There are some persons to whom those in need naturally turn for assistance and strength. Elizabeth was such a person, and many sought her out for material and spiritual aid. She was especially attentive to other troubled families. The human family, she firmly believed, was the unit of society where peace could best be achieved through the practice of faith, responsibility and mutual affection. She struggled to maintain that atmosphere in her own home, and to communicate it to other households. For her, the model family was that of Nazareth, in which Jesus himself, as the central figure, set the tone for all the rest. In fact, she offered her whole life for the peace of the household of the faith, which is the Church; for the conversion of her husband who had betrayed his own family; and for the salvation of all sinners.
The Trinitarian Friars have a third order.

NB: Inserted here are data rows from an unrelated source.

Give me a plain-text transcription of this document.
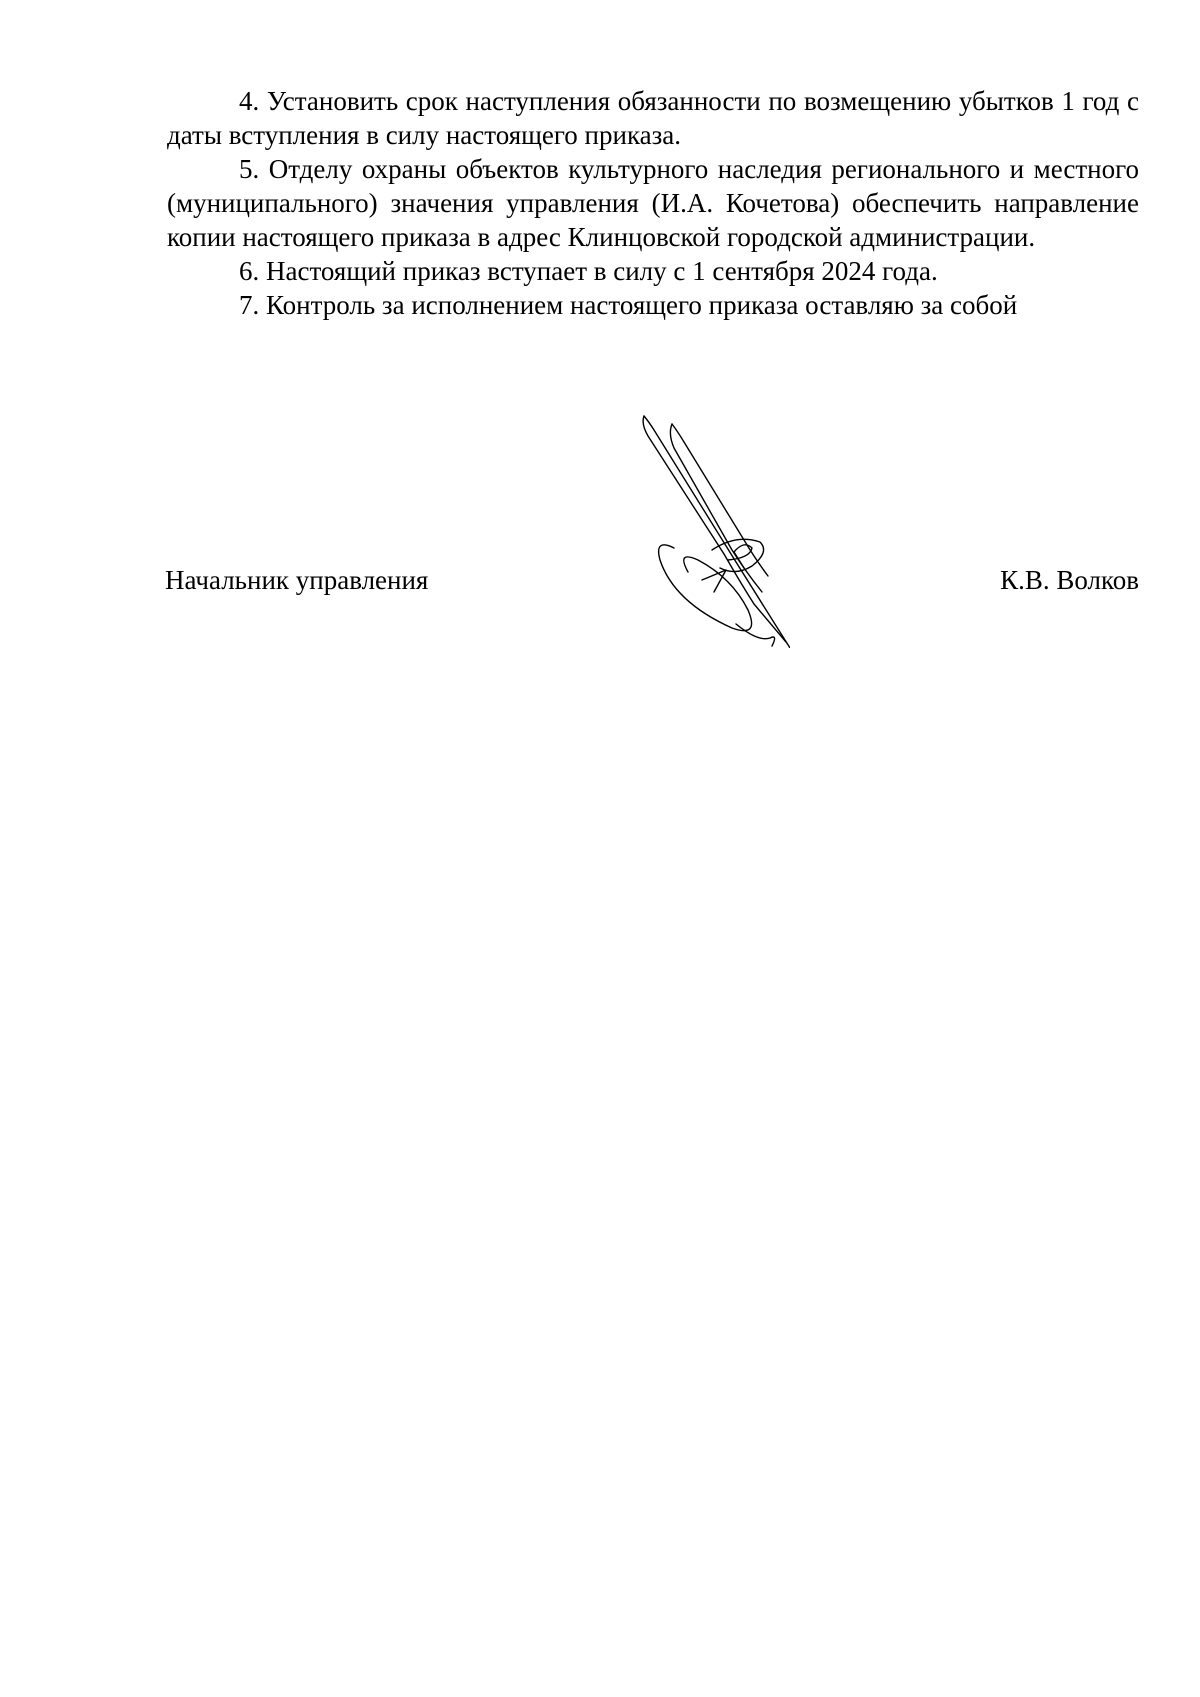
4. Установить срок наступления обязанности по возмещению убытков 1 год с даты вступления в силу настоящего приказа.

5. Отделу охраны объектов культурного наследия регионального и местного (муниципального) значения управления (И.А. Кочетова) обеспечить направление копии настоящего приказа в адрес Клинцовской городской администрации.

6. Настоящий приказ вступает в силу с 1 сентября 2024 года.

7. Контроль за исполнением настоящего приказа оставляю за собой

Начальник управления	К.В. Волков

Signora Mora joined this secular fraternity in 1807. Under the guidance of the friars, she developed still more profoundly in her vocation to family life. Now her reputation for goodness and holiness became even more widely respected, not only in Rome but in its suburban cities.
Marianna and Luciana Mora showed themselves her true daughters when they took care of their mother during her last illness. She died on February 5, 1825, and was buried in the Trinitarian Friars’ church in Rome. Before her death she had predicted that Cristoforo, the husband of her grief, would eventually come to his senses. Her constant prayer for his conversion was answered shortly after she died. The straying lawyer made his peace with God, and himself joined the Trinitarian Third Order. Later on he entered the Conventual Franciscans, and was ordained a priest, dying in 1845.
Fidelity in marriage is not an easy virtue, but it is a creative one. Cristoforo Mora learned that only gradually. His wife, early aware of the need to imitate Christ’s own commitment, was truly “faithful until death.”